In the case of previous generations, the understanding was that fans would age with the band and maintain their loyalty into their middle years and beyond. But will hordes of 40 and 50-somethings really be queuing to see Justin Bieber and BTS 20 years from now? Pop has overtaken rock ’n roll as a cultural force – and yet the shelf life of pop acts remains notoriously short.
Rock stars can get away with being grizzled – in certain cases it even adds to their authenticity. That is not at all true of pop singers, who lose potency the moment the first wrinkle or grey hair appears.
Which is why nobody today is rushing to see Five, Blue or All Saints in concert. And why ABBA are returning not as their creaky selves but as digital avatars headlining a purpose-built arena. Even when pop songs have aged well – such as in the case of All Saint’s Pure Shores – audiences’s relationship with these artists have changed over time. That’s in contrast to rock’n roll, where someone who loved Genesis as a young person in the Seventies can have precisely the same emotional response to the group in 2021.

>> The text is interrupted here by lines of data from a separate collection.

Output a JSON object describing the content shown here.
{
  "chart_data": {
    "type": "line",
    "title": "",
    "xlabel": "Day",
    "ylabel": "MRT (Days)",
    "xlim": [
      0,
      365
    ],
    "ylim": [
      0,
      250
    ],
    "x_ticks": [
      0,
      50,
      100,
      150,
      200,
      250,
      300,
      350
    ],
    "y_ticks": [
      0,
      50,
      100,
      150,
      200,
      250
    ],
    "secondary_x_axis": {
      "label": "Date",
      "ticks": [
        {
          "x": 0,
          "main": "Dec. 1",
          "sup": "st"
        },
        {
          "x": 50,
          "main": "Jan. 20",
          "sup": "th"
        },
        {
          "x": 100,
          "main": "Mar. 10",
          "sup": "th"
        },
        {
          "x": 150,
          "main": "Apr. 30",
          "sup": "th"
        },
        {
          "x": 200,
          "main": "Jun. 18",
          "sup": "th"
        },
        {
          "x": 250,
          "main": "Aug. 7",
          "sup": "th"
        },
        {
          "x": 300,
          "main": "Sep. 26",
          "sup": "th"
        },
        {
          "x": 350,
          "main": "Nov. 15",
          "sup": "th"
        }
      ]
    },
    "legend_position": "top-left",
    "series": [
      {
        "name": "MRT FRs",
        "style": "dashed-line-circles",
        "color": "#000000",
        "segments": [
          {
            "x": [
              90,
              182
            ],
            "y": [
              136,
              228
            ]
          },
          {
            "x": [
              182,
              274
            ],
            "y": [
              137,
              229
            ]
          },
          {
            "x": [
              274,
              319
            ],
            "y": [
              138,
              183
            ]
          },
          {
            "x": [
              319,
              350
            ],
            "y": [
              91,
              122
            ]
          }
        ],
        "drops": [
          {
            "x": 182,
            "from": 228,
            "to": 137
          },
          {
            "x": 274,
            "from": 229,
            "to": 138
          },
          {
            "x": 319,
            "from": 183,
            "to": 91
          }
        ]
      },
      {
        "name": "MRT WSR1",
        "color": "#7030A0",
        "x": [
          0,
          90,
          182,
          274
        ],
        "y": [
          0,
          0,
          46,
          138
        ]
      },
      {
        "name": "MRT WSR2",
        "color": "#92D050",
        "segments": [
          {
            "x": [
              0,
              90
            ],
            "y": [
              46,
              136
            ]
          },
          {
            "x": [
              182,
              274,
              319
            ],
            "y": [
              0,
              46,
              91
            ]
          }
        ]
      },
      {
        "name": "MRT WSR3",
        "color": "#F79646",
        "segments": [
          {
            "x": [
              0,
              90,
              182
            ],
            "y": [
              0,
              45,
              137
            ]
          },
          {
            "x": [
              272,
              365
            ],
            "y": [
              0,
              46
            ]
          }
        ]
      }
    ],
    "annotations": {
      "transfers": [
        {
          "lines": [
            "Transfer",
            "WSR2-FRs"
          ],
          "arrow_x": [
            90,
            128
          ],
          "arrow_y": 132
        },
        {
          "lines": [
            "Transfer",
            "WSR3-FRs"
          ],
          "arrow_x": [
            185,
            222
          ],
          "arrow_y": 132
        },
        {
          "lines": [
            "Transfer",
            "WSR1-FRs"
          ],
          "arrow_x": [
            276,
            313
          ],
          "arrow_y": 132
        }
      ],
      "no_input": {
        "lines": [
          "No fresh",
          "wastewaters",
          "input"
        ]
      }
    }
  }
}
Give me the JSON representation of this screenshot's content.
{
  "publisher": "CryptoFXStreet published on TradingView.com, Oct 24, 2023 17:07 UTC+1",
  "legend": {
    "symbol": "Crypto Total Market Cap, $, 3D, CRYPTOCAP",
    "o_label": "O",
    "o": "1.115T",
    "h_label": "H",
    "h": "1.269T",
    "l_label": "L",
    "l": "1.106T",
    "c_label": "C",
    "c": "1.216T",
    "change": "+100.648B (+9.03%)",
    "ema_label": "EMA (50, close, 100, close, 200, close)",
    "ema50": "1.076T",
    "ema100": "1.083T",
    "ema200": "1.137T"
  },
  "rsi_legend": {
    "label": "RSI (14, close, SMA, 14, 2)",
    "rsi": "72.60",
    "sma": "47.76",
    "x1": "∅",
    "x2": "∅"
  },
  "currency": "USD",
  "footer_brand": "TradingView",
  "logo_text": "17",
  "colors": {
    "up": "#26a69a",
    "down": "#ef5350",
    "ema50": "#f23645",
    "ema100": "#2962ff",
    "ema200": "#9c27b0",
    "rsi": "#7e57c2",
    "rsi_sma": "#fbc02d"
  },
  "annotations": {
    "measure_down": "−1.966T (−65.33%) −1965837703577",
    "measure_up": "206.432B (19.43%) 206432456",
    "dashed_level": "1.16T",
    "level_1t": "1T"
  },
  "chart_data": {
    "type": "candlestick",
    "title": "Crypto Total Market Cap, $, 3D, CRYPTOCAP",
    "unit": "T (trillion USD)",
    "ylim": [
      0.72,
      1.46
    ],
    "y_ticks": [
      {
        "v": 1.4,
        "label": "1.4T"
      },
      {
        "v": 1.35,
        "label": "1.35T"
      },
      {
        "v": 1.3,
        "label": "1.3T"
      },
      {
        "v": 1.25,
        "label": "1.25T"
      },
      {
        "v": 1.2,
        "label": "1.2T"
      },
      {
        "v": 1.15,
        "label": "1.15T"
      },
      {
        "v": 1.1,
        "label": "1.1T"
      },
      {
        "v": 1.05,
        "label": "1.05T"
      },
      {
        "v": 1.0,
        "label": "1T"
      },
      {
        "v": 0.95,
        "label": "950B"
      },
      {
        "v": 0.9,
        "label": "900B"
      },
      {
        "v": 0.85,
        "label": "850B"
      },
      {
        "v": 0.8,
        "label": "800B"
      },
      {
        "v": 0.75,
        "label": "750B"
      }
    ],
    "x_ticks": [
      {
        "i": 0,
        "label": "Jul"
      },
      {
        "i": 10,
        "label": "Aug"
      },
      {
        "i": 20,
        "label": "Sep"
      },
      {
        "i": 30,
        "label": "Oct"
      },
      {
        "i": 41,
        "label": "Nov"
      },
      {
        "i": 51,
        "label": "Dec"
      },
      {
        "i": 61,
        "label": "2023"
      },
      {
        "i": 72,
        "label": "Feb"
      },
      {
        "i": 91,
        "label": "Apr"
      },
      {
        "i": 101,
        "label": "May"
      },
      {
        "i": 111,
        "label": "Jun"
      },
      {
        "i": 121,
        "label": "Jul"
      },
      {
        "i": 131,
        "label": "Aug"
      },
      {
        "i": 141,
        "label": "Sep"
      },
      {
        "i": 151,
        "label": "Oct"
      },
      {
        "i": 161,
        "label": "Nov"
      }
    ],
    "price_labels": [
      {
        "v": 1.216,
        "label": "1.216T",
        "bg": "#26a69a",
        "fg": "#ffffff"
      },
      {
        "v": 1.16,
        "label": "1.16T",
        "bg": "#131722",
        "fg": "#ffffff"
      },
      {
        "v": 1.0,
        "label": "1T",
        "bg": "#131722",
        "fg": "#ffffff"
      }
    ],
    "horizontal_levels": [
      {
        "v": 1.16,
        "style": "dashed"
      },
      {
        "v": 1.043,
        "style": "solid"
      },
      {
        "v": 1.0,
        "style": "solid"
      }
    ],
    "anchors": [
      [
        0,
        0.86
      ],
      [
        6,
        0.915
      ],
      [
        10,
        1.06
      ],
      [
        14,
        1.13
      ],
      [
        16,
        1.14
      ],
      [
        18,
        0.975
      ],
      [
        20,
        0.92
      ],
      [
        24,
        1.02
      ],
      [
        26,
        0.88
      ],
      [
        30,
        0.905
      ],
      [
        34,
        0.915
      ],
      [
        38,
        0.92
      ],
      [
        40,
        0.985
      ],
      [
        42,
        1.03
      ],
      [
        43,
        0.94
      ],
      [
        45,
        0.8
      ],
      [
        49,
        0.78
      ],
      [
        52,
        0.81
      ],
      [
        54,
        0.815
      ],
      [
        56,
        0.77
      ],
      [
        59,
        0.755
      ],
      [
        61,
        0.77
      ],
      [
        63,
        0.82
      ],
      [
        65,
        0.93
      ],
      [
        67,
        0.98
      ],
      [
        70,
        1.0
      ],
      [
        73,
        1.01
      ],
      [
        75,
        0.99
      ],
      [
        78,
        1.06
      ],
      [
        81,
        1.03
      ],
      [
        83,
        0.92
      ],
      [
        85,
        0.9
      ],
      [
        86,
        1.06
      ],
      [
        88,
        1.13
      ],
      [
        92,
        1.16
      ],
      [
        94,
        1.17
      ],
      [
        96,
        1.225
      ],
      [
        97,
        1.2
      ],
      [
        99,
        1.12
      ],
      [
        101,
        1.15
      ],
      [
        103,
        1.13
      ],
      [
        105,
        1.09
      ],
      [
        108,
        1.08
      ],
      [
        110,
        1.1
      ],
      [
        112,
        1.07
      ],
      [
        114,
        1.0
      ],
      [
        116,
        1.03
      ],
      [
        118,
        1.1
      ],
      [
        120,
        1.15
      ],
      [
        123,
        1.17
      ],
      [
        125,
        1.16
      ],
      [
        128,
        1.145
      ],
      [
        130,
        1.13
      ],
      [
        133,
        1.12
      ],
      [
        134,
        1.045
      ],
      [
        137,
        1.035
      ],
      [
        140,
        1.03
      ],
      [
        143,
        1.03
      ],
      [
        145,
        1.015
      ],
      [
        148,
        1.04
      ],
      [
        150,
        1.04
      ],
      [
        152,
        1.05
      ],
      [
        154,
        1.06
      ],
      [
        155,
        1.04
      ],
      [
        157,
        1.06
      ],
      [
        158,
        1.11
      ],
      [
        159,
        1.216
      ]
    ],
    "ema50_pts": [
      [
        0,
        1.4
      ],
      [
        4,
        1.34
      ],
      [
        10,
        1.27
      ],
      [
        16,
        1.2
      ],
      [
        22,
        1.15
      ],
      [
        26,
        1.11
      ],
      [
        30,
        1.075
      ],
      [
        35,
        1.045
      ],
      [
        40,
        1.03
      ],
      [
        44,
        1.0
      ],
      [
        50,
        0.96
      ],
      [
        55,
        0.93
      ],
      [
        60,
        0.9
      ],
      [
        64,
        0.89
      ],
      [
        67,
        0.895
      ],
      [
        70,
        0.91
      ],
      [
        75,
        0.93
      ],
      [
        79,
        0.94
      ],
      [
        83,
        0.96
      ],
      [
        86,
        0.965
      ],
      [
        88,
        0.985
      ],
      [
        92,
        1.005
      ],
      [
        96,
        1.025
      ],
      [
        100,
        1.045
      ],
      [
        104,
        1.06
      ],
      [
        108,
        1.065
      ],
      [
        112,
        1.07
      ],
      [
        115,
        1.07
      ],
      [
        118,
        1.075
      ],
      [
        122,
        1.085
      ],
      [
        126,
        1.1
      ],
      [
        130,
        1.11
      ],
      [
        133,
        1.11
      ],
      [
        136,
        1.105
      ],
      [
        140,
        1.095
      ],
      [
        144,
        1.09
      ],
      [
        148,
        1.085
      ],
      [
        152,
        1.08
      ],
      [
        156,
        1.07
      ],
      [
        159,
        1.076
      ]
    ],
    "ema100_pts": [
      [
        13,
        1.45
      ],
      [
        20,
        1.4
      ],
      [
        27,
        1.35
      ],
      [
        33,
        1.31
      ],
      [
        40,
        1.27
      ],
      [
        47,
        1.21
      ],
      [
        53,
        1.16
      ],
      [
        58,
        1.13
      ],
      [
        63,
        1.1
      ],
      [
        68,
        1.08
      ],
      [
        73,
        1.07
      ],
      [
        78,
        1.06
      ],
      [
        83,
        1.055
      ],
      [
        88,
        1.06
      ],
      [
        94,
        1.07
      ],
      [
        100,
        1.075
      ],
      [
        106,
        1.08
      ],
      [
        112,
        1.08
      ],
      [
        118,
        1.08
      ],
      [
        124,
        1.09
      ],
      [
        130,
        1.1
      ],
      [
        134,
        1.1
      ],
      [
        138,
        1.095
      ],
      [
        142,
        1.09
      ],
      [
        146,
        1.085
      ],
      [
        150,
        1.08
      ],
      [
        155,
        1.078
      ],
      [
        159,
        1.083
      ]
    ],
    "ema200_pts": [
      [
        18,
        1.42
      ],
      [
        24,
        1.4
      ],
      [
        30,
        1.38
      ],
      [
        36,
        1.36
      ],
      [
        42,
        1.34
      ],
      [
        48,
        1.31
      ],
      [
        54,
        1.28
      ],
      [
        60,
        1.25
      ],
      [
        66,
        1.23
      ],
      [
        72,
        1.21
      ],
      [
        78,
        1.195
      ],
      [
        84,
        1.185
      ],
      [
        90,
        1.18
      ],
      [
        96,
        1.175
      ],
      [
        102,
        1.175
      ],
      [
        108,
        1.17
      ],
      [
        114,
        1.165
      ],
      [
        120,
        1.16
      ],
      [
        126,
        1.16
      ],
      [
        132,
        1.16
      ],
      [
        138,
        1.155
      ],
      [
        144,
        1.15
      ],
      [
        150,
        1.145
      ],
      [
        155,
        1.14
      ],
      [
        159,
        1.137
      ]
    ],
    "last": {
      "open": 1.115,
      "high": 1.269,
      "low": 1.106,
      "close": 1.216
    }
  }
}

Not everybody sees this eternal march of the rock stars as a bad thing. Billy Joel (72) has cheerfully said he’ll keep going on stage for as long as he’s able. “I’m seeing these geriatric rockers, they're still going,” he told touring industry magazine Pollstar. “Who am I to stop in my 70s if they're still doing it in their 80s? The concept of retiring is getting more and more obsolete… The audiences are better than they’ve ever been. There’s more people coming. I play these phenomenal venues, and I make a ton of money. Why should I stop doing that?”